By the above is anything other than ##\frac{1}{2} m v^2##, you actually mean if the particle is described by a Lagrangian other than ##\frac{1}{2} m v^2## in that frame, the particle is not a free particle.
 
  • #27
cianfa72 said:
By the above is anything other than ##\frac{1}{2} m v^2##, you actually mean if the particle is described by a Lagrangian other than ##\frac{1}{2} m v^2## in that frame, the particle is not a free particle.
I said "if the Lagrangian for a particle in that frame is anything..." What is unclear about that?
 
  • #28
Ok, got it (sometimes I'm in trouble with english). Thanks
 
  • #29
I mean, you cannot tell from just the form of a Lagrangian if the coordinate corresonds to the coordinates of an inertial frame (although it may be possible to rule it out depending on the kinetic term). Like, the Lagrangian discussed here can be either that of a free particle in a non-inertial frame or that of a particle moving under an external force in an inertial frame. The Lagrangians for the two are equivalent.
 
  • Like
Likes cianfa72
  • #30
Orodruin said:
the Lagrangian discussed here can be either that of a free particle in a non-inertial frame or that of a particle moving under an external force in an inertial frame.

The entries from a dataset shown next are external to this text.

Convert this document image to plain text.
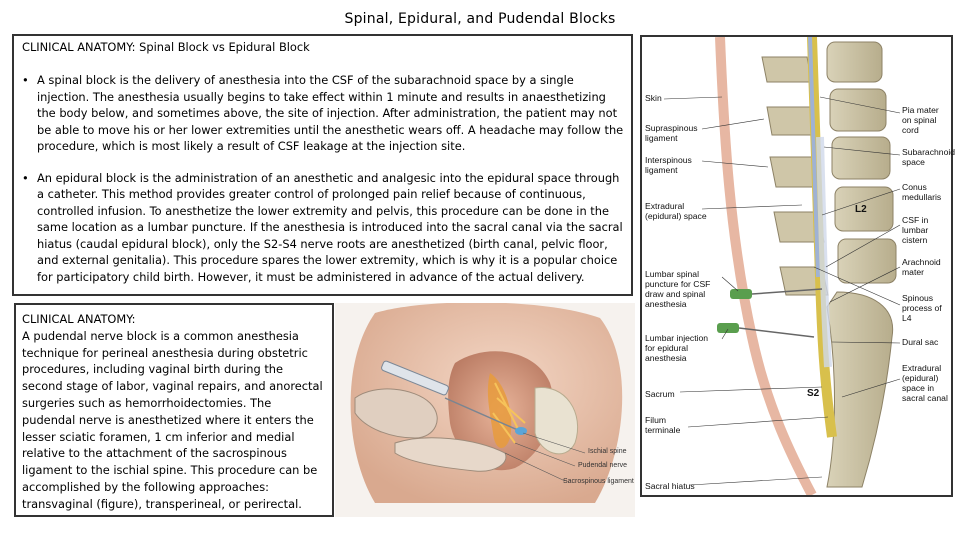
Spinal, Epidural, and Pudendal Blocks
CLINICAL ANATOMY: Spinal Block vs Epidural Block
• A spinal block is the delivery of anesthesia into the CSF of the subarachnoid space by a single injection. The anesthesia usually begins to take effect within 1 minute and results in anaesthetizing the body below, and sometimes above, the site of injection. After administration, the patient may not be able to move his or her lower extremities until the anesthetic wears off. A headache may follow the procedure, which is most likely a result of CSF leakage at the injection site.
• An epidural block is the administration of an anesthetic and analgesic into the epidural space through a catheter. This method provides greater control of prolonged pain relief because of continuous, controlled infusion. To anesthetize the lower extremity and pelvis, this procedure can be done in the same location as a lumbar puncture. If the anesthesia is introduced into the sacral canal via the sacral hiatus (caudal epidural block), only the S2-S4 nerve roots are anesthetized (birth canal, pelvic floor, and external genitalia). This procedure spares the lower extremity, which is why it is a popular choice for participatory child birth. However, it must be administered in advance of the actual delivery.
CLINICAL ANATOMY:
A pudendal nerve block is a common anesthesia technique for perineal anesthesia during obstetric procedures, including vaginal birth during the second stage of labor, vaginal repairs, and anorectal surgeries such as hemorrhoidectomies. The pudendal nerve is anesthetized where it enters the lesser sciatic foramen, 1 cm inferior and medial relative to the attachment of the sacrospinous ligament to the ischial spine. This procedure can be accomplished by the following approaches: transvaginal (figure), transperineal, or perirectal.
Ischial spine
Pudendal nerve
Sacrospinous ligament
Skin
Supraspinous ligament
Interspinous ligament
Extradural (epidural) space
Lumbar spinal puncture for CSF draw and spinal anesthesia
Lumbar injection for epidural anesthesia
Sacrum
Filum terminale
Sacral hiatus
Pia mater on spinal cord
Subarachnoid space
Conus medullaris
CSF in lumbar cistern
Arachnoid mater
Spinous process of L4
Dural sac
Extradural (epidural) space in sacral canal
L2
S2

The Lagrangians for the two are equivalent.
In neither of these cases, however, would it be valid for addressing the question the OP is asking about L&L's claim, since that claim is specifically about the Lagrangian of a free particle in an inertial frame.
 
  • #31
See also this thread from PSE. The first answer, basically addresses my question.
 
  • #32
cianfa72 said:
See also this thread from PSE. The first answer, basically addresses my question.
I'm not sure it does, since that answer implies that the proposed "free particle Lagrangian" in the original question is in fact a "free particle Lagrangian". But it isn't, for the same reasons that the one in your OP isn't--at least, not if we assume it is written in an inertial frame, which is a key qualifier in L&L's presentation that is not mentioned at all in the PSE thread.
 
  • #33
PeterDonis said:
I'm not sure it does, since that answer implies that the proposed "free particle Lagrangian" in the original question is in fact a "free particle Lagrangian". But it isn't, for the same reasons that the one in your OP isn't--at least, not if we assume it is written in an inertial frame, which is a key qualifier in L&L's presentation that is not mentioned at all in the PSE thread.
Sorry to insist on this point: the proposed Lagrangian there, namely $$L = \frac{1}{2}mv^2 + 4x^3v_x$$ gives rise to the same stationary action solution as ##L = \frac{1}{2}mv^2## in the same frame (i.e. given two fixed start and end events the path between them with stationary action is the same). However the former depends on spatial coordinate ##x##.

From L&L p. 5, a free particle Lagrangian written in an inertial frame should not depend on ##x## coordinate based on spatial homogeneity requirement that applies in an inertial frame.

The above Lagrangian fulfills the "translation invariant" condition, however according to L&L it is not a "valid" free particle Lagrangian written in an inertial frame since it does depend on spatial coordinate ##x##.

Sorry to repeate this, but this is the point unclear to me.
 
  • #34
cianfa72 said:
the proposed Lagrangian there, namely $$L = \frac{1}{2}mv^2 + 4x^3v_x$$ gives rise to the same stationary action solution as ##L = \frac{1}{2}mv^2## in the same frame
What are you basing this on? The Euler-Lagrange equations are not the same.
 
  • #35
cianfa72 said:
The above Lagrangian fulfills the "translation invariant" condition
How? ##x^3## is not translation invariant.